The game engine itself uses .NET 6.0. You will need the developer kit for it, but your IDE usually will provide it for you during setup. You will also need an OS that has OpenGL 4.2 drivers (for your GPU or integrated graphics on your CPU). OpenGL 4.2 was released on August 8th, 2011, so... you probably don't have to worry about it being available on your system. OpenGL is used since EXECUTING ORDER 66 (https://github.com/Kermalis/PokemonGameEngine/pull/66). There is a release on the repository that contains the old software renderer version.

Pokémon Sprites

The game by default shares the animated (.gif) files and mini-sprite (.png/.txt) files used in PokemonBattleEngine. You can download the PokemonBattleEngine repository and place it in the same directory as the PokemonGameEngine repository. The file path would look like this:

- Base Folder
  - PokemonBattleEngine
  - PokemonGameEngine

Alternatively, you can download just the PKMN sprites folder from PokemonBattleEngine's repository and update the PokemonGameEngine.csproj file. The line you're looking for is under <!--Pokémon sprites-->. Update the path there to point to the animated sprites folder you downloaded. The sprites use a specific naming scheme, so do not rename them unless you are going to edit the sprite loading functions in PokemonImageLoader.cs.

Assets

The assets are resources the game uses, such as scripts, images, text files, etc. The release build of the game takes all of these assets and places them in an Assets folder next to the game binary for direct access, and this is how you'd distribute your game easily; just copy the entire game's folder including the assets. However, the debug build of the game will access the assets from their rightful locations on your system, which makes the build take less time and also saves space on your drive (currently around 400MB) since they're not being copied.

Certain assets need to be built into a way the game can understand. For example, all scripts are stored in .txt files for the developer to easily change. However, the game reads all of the scripts as a single binary file, which saves space and processing time. These assets need to be built every time they are changed before you run the game because their original formats (.json/.txt etc) will not be seen by the game by default and are not copied to the release Assets folder.

Those assets are built using NUKE build.

Setting up or updating NUKE

If you run _build and see that it asks you to update (after you updated the nuget package), then follow the instructions provided to update the tool.

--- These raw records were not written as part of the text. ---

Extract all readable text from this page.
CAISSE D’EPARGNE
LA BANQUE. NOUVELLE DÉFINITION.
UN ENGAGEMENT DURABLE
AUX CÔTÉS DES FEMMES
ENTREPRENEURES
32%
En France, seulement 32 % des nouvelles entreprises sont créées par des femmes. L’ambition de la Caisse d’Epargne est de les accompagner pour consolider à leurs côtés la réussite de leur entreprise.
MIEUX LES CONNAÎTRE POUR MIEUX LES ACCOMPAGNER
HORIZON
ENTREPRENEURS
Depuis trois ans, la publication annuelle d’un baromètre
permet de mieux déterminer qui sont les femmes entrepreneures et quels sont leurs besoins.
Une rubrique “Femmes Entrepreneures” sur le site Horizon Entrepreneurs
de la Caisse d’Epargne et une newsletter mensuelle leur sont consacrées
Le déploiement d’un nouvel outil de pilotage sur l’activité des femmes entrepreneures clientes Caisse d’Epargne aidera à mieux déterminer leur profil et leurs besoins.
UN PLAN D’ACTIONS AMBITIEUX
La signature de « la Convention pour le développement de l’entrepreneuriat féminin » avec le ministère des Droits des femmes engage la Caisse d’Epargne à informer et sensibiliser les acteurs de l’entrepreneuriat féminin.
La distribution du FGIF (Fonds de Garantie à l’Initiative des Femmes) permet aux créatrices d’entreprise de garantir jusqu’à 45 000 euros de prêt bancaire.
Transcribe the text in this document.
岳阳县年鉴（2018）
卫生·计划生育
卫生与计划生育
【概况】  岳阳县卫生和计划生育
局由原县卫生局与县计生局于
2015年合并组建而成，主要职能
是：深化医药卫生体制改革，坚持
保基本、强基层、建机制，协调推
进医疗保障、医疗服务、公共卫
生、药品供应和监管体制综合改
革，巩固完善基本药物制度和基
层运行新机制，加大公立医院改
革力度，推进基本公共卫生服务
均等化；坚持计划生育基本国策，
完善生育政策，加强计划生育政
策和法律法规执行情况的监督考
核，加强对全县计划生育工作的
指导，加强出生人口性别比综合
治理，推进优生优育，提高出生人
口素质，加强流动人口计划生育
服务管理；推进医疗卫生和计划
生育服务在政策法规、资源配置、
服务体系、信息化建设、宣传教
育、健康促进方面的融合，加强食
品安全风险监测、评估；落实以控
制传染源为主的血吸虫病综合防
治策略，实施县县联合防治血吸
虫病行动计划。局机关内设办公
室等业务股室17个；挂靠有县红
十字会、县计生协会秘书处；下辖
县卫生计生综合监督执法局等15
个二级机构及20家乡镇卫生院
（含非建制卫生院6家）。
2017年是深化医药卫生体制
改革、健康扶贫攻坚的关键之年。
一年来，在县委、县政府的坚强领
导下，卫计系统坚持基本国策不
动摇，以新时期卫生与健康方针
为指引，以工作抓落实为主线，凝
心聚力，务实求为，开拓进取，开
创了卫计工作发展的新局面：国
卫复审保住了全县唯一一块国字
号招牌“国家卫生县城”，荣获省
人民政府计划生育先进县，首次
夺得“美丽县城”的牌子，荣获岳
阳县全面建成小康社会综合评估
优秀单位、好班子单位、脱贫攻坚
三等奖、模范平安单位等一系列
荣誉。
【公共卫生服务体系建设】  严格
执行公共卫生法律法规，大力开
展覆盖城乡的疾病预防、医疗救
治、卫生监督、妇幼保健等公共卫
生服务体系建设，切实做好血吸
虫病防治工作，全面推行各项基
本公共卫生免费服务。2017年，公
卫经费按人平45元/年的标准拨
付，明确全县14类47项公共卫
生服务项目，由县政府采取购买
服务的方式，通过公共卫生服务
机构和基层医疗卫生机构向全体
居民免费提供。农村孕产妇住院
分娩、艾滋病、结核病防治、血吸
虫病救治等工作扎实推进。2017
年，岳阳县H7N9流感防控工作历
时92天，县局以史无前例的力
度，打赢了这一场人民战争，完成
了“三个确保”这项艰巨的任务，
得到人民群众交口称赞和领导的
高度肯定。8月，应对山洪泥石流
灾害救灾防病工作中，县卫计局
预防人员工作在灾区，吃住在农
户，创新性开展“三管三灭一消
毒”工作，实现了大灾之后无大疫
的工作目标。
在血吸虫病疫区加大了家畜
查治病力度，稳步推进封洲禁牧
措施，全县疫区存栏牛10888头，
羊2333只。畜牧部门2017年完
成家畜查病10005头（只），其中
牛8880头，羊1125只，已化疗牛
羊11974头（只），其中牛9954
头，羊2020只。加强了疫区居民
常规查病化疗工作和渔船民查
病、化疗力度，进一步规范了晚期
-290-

If it asks you to update configuration, make sure you do that because you will get errors if you forget to. You can skip the "global" configuration update, since this just adds an unnecessary global.json to the solution directory.

Building the assets with NUKE

To build the assets, you will need to run the _build project every time you want to build assets. It's a normal C# project, so you would run it like you would any other program, and can debug it normally if you had to. The build command to run is specified in Main() in Build.cs, so you can change which command to run, such as cleaning the assets or building only specific assets.